Günümüzde internetten bilgiye daha kolay ulaşılması kitapçılara olan ihtiyacı azaltmış olsa da asıl bilgi yine bu kitaplarda saklıdır. Hemen hemen tüm duyularınızla bunu hissedersiniz.

Sahafların en büyük sıkıntısı elindeki kitabın değerini bilemeyen okuyucu ve satıcının olmasıdır. Günümüzde varlığını ekonomik olarak zor devam ettiren sahaflar kitabın en büyük düşmanının su ateş olduğunu söyledikten hemen sonra bir de kadınlar diye eklemişti izlediğim programda.   Bunu da şöyle açıklıyordu. En çok beylerin hanımlarından dolayı kitap almaktan çekindiklerini, bir adam öldüğünde de karısının ilk işi o kitapları elden çıkarmak için kendilerine geldiklerini üzülerek söylüyordu.

Önceleri sahaflar; kitaplar üzerine söyleşilerin yapıldığı, yazarların uğrak yeri, öğrenmeye aç akademisyenlerin buluştuğu bir mekân iken şimdi sahaflıkla ilgisi olmayan kitapların hatta ürünlerin satıldığı dükkânlar haline gelmiş olması ne kadar üzücü.

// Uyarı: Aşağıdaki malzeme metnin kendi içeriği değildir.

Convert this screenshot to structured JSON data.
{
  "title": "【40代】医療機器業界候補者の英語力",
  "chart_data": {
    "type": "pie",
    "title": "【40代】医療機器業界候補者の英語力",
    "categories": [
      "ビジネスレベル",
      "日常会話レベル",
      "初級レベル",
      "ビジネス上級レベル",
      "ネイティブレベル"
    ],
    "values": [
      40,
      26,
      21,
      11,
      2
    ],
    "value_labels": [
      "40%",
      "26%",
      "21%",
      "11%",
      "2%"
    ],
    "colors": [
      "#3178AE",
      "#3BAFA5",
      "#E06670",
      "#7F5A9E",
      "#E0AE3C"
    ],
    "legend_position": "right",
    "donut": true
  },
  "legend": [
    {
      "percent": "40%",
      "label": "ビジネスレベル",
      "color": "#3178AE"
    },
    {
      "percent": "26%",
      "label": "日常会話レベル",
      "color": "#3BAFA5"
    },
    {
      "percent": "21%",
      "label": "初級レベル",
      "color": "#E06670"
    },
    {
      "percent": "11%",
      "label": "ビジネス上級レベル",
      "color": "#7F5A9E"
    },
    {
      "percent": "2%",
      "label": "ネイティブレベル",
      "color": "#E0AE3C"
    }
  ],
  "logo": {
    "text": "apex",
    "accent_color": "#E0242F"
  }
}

Bu da bize bugün sahaflar çarşısında gerçek anlamıyla sahaf kalmadığını gösteriyor.   İçi boş tabelalardan ibaret olan sahaflık kurumu bugün kitaba ilginin azalmasından ötürü büyük yara almış. Bundan dolayı çoğu günümüzde kırtasiye çarşısına dönüşen sahaf dükkânları okul kitapları sınava hazırlık ve ikinci el kitap satarak ayakta kalma gayreti içerisine girmiş. Gerçek sahaflık ruhunu kaybederek var olma mücadelesi vermeye çalışan ticarethanelere dönüşmüş.  Bütün bunlara rağmen günümüzde hayatını kitaplarına adamış,  elindeki kitaplara değer biçemeyen sahaflar da yok değil. Elinize aldığınız her kitap zamanda yolculuk hissi verirken siz;  dünyanın tarihi hafızasının sahaflarda gizli olduğunu bilirsiniz artık.